Traditionally, investigation of differentiated mammalian tissues (e.g., the heart and brain) has focused on improving the “functional” cell of that tissue (e.g., cardiomyocyte and neuron). Substantial research efforts have been focused on understanding the functional cell and how to possibly improve its function in a diseased state. However, there is a growing appreciation for the important role of “nonfunctional” cells in a variety of differentiated tissues (e.g., cardiac fibroblast and microglial cell). Over the past decade, a relatively new area of cardiovascular research has focused on elucidating the importance of non-myocyte cells in the pathogenesis of heart disease. The overarching purpose of this issue of the journal is to highlight, in a single collection of topical reviews, the emerging and important functional role of myocardial intercellular communication in the development and progression of heart failure. Although the approaches described in this issue by no means constitute a comprehensive review of all current cell types and modes of cardiac intercellular communication, we sought to highlight the breadth of novel approaches to understanding heart failure progression via cellular cross talk.

A variety of non-myocyte cells populate the myocardium, in which the cardiomyocyte represents a near-minority cell number population in the heart. Much of this issue focuses on a major non-cardiomyocyte cell in the heart, namely, the cardiac fibroblast. The importance of the fibroblast’s developmental origin in determining both its physiologic role and electrophysiologic potential is reviewed. The emerging significance of the transition of the cardiac fibroblast to the pathologic, paracrine phenotype of a myofibroblast is reviewed, including the role of transcription factors and the renin–angiotensin system in this process. The dynamic role of the cardiac fibroblast in cardiac development and disease as well as the role of the extracellular matrix in facilitating the myofibroblast transition post-myocardial infarction are also summarized.

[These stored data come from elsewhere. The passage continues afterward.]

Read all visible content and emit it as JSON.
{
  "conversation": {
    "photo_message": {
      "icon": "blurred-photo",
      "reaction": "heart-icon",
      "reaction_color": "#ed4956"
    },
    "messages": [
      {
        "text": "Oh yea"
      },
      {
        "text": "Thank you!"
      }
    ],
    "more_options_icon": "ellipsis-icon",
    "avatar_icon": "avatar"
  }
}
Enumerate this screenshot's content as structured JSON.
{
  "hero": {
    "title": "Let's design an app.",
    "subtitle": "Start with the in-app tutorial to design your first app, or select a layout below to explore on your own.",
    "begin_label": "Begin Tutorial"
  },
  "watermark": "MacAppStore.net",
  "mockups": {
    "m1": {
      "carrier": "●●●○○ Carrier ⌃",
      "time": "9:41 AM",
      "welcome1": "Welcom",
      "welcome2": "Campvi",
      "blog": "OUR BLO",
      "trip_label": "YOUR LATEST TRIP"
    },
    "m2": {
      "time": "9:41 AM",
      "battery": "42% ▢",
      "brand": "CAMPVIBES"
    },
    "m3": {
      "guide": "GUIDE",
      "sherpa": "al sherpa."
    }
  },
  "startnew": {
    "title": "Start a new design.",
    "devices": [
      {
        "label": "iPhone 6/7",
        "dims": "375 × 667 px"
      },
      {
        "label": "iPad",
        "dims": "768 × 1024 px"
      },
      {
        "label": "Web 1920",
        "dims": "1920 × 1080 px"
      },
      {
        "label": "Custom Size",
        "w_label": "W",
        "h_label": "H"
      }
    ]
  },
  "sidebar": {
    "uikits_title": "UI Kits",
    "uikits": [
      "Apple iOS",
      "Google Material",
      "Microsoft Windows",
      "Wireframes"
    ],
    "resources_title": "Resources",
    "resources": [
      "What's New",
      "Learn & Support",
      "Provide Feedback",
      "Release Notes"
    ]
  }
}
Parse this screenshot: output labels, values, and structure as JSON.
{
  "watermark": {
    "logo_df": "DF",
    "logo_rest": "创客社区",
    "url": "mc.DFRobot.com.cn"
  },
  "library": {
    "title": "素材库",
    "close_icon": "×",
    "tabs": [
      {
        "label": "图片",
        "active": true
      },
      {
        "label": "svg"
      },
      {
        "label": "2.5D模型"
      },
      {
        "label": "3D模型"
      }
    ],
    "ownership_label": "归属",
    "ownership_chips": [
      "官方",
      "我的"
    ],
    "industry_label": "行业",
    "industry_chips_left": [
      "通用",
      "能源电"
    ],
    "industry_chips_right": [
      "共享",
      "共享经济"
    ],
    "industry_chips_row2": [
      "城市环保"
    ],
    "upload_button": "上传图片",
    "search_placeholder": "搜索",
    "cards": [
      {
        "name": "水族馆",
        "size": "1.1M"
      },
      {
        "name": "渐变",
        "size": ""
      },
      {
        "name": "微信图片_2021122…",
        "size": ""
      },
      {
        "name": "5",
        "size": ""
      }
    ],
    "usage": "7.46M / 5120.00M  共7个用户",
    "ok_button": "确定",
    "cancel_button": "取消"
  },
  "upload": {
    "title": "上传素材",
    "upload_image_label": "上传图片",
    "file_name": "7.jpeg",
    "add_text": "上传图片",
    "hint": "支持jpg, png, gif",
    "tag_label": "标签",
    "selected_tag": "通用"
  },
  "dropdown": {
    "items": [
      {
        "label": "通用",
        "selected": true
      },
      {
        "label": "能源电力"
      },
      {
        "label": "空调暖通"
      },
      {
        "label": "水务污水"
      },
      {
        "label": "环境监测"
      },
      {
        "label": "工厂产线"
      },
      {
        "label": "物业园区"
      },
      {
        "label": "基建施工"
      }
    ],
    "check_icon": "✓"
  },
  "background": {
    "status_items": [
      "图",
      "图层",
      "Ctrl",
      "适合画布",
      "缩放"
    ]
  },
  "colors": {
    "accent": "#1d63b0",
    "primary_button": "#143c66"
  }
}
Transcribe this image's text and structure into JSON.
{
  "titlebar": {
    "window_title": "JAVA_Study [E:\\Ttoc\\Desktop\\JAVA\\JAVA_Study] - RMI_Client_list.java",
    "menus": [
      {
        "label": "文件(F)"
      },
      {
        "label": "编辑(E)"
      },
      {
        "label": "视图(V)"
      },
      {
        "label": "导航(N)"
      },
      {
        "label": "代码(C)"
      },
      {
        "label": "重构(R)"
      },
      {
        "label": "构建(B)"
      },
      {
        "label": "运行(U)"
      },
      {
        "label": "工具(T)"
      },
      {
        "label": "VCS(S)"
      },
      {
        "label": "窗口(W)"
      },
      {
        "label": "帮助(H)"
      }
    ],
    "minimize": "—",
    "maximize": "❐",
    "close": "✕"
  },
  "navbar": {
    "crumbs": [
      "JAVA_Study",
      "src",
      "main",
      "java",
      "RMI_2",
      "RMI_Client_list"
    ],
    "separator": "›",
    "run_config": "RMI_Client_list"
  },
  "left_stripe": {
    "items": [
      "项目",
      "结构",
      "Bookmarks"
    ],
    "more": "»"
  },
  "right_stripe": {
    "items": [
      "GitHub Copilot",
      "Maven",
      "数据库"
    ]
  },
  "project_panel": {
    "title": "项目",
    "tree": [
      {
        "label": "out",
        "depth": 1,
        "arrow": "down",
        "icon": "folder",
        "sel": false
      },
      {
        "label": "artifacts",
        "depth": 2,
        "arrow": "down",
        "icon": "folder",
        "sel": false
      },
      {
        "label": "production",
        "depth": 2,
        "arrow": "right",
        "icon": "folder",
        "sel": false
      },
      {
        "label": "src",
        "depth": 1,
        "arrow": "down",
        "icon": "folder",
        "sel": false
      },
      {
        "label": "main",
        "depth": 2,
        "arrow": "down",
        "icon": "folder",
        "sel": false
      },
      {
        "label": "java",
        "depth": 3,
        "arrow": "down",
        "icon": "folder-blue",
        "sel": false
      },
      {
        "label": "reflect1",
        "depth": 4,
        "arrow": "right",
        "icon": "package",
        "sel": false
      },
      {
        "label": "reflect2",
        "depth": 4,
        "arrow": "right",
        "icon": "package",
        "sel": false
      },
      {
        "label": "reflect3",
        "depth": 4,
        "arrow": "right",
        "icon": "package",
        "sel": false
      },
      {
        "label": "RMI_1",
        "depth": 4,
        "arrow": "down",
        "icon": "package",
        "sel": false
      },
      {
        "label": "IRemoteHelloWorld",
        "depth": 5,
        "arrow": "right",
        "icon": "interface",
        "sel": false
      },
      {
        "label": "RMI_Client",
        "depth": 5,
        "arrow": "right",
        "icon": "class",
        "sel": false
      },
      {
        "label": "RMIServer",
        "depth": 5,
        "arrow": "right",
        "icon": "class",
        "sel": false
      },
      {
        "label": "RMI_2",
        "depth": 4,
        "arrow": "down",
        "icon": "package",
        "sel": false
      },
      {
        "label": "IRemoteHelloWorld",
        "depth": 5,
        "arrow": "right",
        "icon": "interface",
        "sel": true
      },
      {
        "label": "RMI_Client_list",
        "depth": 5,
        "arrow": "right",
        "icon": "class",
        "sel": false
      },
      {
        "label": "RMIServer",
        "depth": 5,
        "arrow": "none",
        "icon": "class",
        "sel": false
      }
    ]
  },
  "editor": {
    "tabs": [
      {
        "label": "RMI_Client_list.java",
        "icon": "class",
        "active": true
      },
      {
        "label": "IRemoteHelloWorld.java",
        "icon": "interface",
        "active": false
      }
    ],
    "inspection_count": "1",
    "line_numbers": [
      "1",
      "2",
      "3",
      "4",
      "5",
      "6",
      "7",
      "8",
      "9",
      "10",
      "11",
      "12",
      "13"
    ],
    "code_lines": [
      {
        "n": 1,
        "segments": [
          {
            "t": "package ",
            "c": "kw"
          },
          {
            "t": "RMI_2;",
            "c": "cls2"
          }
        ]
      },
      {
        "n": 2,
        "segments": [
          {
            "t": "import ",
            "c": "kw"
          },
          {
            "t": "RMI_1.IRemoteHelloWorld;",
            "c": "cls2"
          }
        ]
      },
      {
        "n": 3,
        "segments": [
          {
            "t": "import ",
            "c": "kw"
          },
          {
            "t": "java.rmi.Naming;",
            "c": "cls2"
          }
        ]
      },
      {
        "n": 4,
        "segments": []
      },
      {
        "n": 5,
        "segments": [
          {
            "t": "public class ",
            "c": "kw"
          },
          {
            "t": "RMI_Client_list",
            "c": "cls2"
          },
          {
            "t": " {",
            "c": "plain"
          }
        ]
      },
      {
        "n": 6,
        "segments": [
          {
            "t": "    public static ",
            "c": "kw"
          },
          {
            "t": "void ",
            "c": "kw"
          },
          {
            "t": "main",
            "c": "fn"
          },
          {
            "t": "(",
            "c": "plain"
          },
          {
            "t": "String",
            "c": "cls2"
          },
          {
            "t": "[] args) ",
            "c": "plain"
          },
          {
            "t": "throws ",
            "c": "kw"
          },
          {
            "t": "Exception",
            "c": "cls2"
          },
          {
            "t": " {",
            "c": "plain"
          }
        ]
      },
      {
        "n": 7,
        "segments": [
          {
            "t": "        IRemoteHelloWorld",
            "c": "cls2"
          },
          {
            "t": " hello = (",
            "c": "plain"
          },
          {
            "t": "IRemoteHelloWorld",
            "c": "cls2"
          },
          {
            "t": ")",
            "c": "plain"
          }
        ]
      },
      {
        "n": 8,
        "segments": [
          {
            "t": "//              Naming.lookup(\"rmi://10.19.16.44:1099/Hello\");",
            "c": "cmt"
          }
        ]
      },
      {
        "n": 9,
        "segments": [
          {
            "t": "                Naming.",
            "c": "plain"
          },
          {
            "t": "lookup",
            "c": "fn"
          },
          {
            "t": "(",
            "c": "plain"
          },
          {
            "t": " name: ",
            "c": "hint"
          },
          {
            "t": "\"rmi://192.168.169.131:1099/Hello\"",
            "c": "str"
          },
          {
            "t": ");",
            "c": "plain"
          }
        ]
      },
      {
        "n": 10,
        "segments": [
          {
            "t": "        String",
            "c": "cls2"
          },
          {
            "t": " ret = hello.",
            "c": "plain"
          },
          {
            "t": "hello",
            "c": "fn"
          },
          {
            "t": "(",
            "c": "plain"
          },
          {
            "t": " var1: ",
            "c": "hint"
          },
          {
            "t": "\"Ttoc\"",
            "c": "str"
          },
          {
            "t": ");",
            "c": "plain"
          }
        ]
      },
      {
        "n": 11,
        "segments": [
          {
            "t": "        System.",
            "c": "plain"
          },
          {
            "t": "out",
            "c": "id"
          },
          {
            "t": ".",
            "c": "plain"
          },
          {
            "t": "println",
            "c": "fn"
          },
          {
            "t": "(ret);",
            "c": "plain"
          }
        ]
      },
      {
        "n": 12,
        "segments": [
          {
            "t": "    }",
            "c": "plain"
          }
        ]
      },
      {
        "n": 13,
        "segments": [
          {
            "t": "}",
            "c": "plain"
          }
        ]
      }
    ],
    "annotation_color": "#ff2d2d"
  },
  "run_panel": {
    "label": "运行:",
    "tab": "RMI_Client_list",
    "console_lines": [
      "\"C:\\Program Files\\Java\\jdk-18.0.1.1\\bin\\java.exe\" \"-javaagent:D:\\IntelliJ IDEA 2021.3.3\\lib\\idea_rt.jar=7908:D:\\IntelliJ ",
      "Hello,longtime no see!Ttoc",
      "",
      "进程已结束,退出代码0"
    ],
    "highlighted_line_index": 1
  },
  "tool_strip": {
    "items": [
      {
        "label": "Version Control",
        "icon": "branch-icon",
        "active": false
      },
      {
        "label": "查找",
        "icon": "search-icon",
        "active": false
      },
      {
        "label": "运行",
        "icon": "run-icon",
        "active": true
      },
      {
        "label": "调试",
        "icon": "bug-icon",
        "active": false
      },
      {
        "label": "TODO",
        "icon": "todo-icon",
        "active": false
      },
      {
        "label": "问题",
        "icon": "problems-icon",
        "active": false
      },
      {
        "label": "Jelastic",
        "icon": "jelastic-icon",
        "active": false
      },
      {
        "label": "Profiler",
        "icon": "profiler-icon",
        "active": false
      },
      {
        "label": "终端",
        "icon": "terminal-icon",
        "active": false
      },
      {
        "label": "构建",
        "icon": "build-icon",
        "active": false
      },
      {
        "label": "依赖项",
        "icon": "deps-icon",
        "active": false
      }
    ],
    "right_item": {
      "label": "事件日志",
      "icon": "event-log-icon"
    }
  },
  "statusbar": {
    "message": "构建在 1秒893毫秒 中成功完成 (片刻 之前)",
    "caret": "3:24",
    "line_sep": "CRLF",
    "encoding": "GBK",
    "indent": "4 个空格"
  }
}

Fibroblasts and a role for intercellular communication in the heart are also highlighted, including the dynamic cross talk between cardiomyocytes and fibroblasts via follistatin-like 3, protease-activated receptor 1, and others. Finally, overviews of the impact of cardiomyocyte–fibroblast interactions on the coronary vasculature as well as the important role of the innate immune system in coordinating cardiac cellular response to injury are included.

The challenges to enhancing our understanding of heart failure toward developing new treatments are indeed daunting, as evidenced by the paucity of new therapeutics. However, with this issue of the journal, we wish to highlight the emerging role of cardiac intercellular communication in cardiovascular disease, possibly opening new avenues for the development of novel treatments for this devastating disease.